Fluffy "FlaxJacks" Pancakes

Flourless | Grain-free | Nut-free

Ingredients (makes ~8 pancakes)

½ cup plain Greek yogurt (Trader Joe’s)
2 large eggs
1 Tbsp oil or melted ghee
1 tsp vanilla extract
½ tsp lemon extract
¼ cup fine ground golden flaxseed
⅓ cup arrowroot starch
1 ½ tsp baking powder
¼ tsp baking soda
1–2 Tbsp sugar, honey, or maple syrup (adjust to taste)
½ tsp cinnamon (optional)
Pinch of salt
1–2 Tbsp water or milk (to loosen batter, if needed)

Instructions

  1. Mix wet ingredients: Whisk Greek yogurt, eggs, oil, vanilla, and sweetener until smooth.
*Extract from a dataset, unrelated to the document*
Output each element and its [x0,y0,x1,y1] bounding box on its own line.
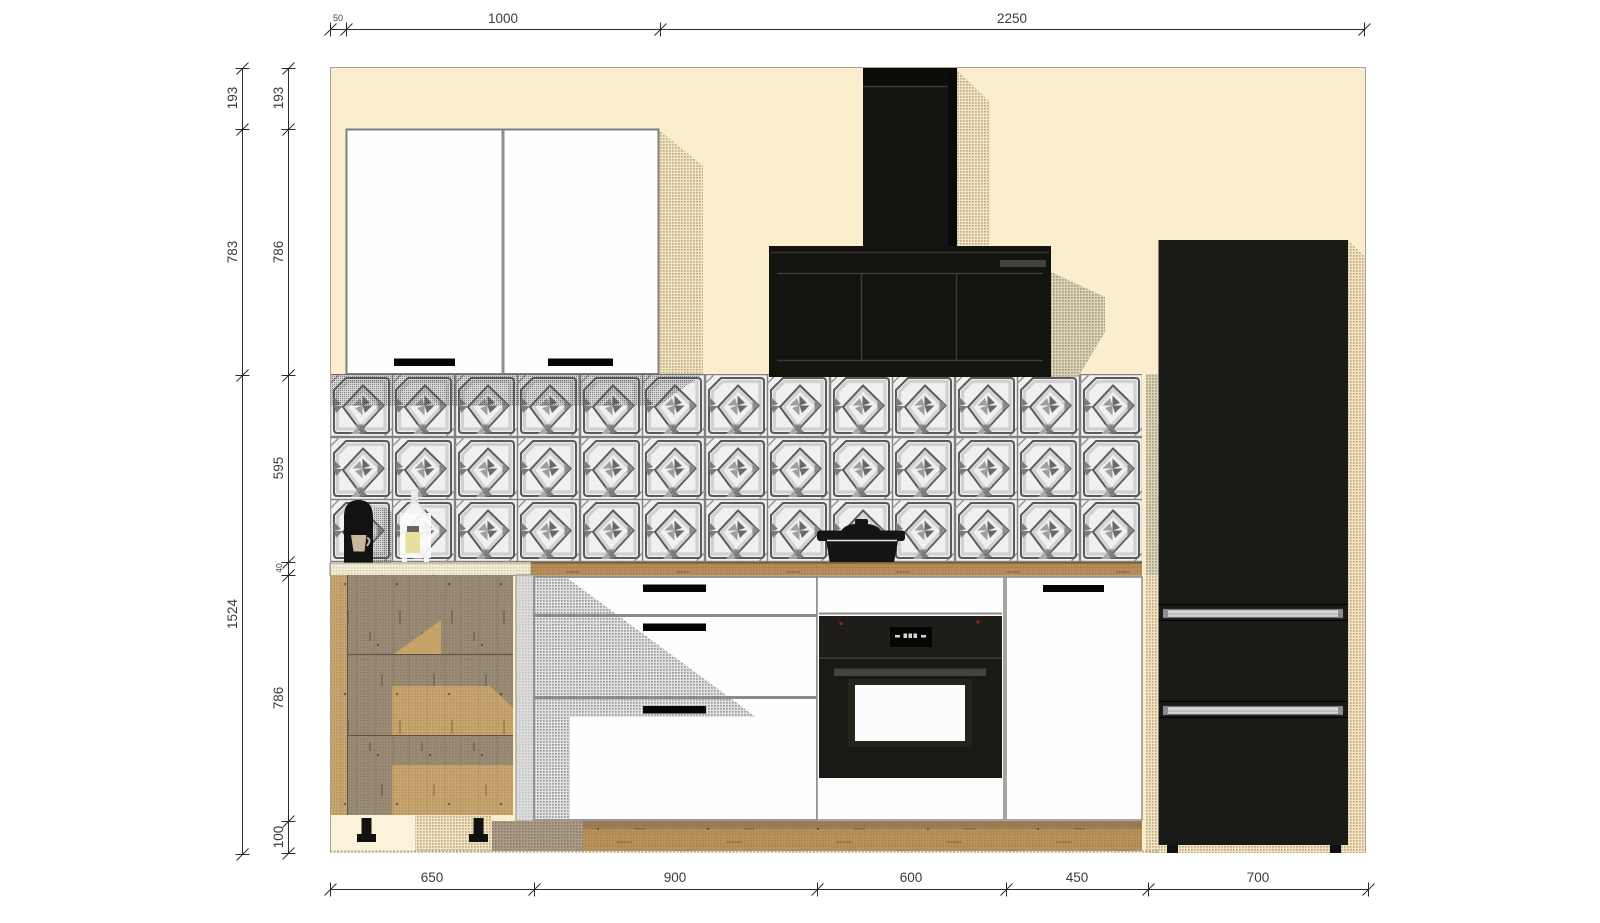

  2. In a separate bowl (optional) combine dry ingredients:  flax, arrowroot, baking powder, baking soda, cinnamon, and salt.
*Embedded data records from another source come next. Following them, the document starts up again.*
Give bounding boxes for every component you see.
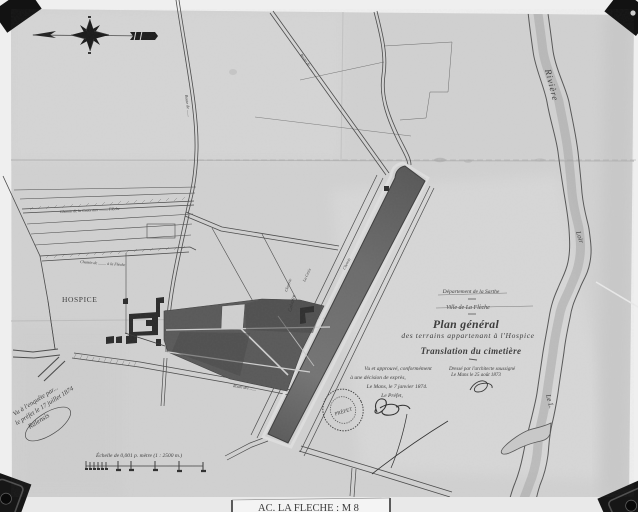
svg-text:AC. LA FLECHE : M 8: AC. LA FLECHE : M 8	[258, 503, 359, 512]
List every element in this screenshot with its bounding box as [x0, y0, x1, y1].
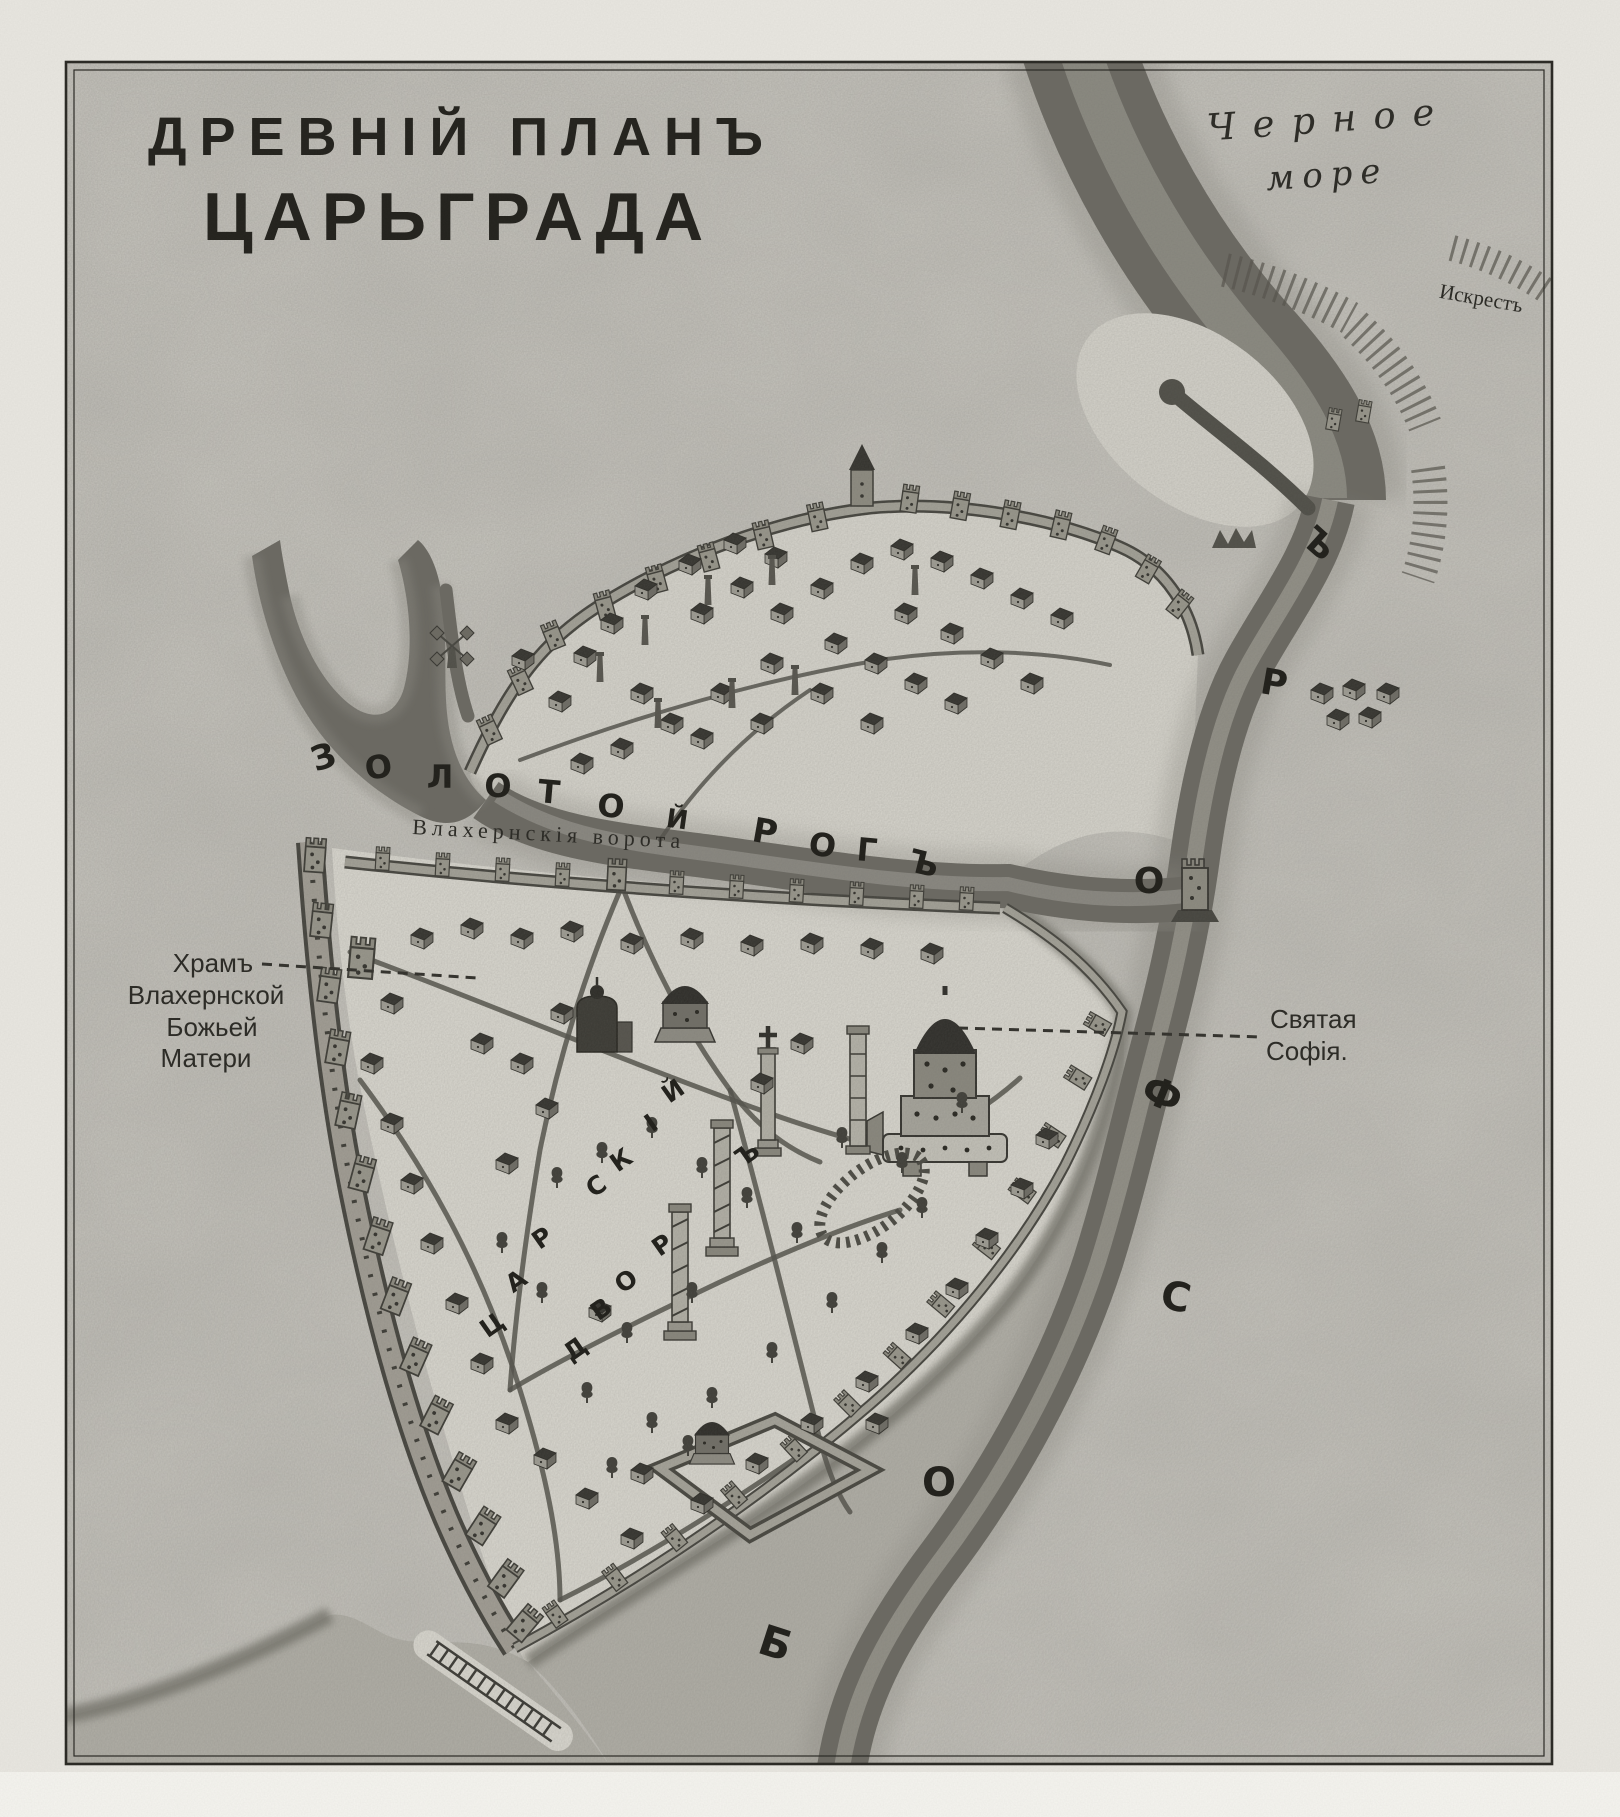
svg-text:Храмъ: Храмъ [173, 948, 253, 978]
paper-grain-texture [66, 62, 1552, 1764]
water-letter: О [1134, 861, 1165, 902]
map-canvas: ДРЕВНІЙ ПЛАНЪ ЦАРЬГРАДА Черное море Искр… [0, 0, 1620, 1817]
svg-text:Влахернской: Влахернской [128, 980, 285, 1010]
water-letter: О [596, 786, 626, 826]
map-title-line1: ДРЕВНІЙ ПЛАНЪ [148, 106, 776, 167]
map-artwork: ДРЕВНІЙ ПЛАНЪ ЦАРЬГРАДА Черное море Искр… [64, 40, 1552, 1768]
water-letter: Й [664, 802, 690, 837]
water-letter: О [806, 824, 838, 865]
water-letter: Г [855, 830, 879, 870]
water-letter: О [922, 1460, 956, 1506]
svg-text:Божьей: Божьей [166, 1012, 257, 1042]
svg-text:Матери: Матери [161, 1043, 252, 1073]
map-title-line2: ЦАРЬГРАДА [203, 179, 713, 255]
water-letter: Л [427, 758, 454, 796]
scanned-map-page: ДРЕВНІЙ ПЛАНЪ ЦАРЬГРАДА Черное море Искр… [0, 0, 1620, 1817]
water-letter: Т [536, 772, 561, 812]
black-sea-label-line2: море [1265, 151, 1390, 199]
page-bottom-strip [0, 1772, 1620, 1817]
svg-text:Софія.: Софія. [1266, 1036, 1348, 1066]
water-letter: О [362, 746, 394, 787]
svg-text:Святая: Святая [1270, 1004, 1357, 1034]
water-letter: О [484, 767, 511, 805]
  3. Bring together: Gently fold in dry ingredients until just mixed (don't overdo it). The batter should be thick but "spoonable". If too stiff, add 1–2 Tbsp water or milk.
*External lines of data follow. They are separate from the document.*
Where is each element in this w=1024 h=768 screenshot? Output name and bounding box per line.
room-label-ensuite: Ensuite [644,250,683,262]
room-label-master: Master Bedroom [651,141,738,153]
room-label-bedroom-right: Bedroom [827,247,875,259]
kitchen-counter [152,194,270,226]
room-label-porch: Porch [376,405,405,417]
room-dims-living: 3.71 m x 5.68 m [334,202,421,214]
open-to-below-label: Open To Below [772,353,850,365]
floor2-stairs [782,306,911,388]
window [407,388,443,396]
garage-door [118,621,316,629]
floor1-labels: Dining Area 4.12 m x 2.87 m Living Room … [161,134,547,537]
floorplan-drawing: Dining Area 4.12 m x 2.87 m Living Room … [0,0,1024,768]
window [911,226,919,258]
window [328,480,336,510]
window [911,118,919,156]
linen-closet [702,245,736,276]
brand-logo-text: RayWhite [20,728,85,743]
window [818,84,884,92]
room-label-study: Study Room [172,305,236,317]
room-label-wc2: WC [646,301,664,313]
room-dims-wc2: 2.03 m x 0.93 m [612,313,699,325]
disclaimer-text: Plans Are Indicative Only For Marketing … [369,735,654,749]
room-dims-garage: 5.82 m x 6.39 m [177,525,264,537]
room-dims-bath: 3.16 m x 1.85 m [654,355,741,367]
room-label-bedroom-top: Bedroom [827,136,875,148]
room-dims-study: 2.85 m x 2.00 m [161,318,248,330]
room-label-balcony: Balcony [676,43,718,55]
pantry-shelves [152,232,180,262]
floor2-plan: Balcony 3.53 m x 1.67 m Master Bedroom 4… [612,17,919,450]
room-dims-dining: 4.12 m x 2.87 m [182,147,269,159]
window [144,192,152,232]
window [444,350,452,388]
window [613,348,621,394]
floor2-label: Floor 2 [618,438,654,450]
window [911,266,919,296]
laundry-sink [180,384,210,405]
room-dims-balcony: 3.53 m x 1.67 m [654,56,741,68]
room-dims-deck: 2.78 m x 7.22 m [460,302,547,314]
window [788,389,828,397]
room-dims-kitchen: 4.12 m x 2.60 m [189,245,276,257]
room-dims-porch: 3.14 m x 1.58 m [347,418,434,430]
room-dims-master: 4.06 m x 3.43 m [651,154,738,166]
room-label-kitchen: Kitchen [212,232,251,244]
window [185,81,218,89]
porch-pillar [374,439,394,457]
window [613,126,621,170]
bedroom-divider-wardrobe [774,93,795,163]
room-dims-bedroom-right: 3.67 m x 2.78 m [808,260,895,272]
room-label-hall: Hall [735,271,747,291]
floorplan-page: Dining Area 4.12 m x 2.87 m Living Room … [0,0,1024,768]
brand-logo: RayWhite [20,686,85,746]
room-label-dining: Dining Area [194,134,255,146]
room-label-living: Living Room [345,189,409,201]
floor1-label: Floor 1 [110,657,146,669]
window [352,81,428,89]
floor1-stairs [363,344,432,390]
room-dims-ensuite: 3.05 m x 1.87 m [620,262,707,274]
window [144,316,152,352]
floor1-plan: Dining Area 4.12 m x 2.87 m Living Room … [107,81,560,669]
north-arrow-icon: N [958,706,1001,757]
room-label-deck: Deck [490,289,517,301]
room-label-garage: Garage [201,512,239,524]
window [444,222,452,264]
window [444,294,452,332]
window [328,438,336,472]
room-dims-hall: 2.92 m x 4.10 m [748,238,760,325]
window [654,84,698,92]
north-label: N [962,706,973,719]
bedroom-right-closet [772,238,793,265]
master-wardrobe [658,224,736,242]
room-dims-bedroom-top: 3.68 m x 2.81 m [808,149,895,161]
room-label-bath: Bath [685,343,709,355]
  4. Heat lightly greased skillet over medium heat. Scoop ~¼ cup batter per pancake. Cook 2–3 min until bubbles form, flip, and cook 1–2 min more. Butter lightly as you remove them from the skillet

Serve warm with fruit or pure maple syrup.

Tip: For fluffy, tall pancakes with crispy edges, let the batter sit for 5 minutes before spooning onto skillet

This recipe also works for baking sheet pancakes.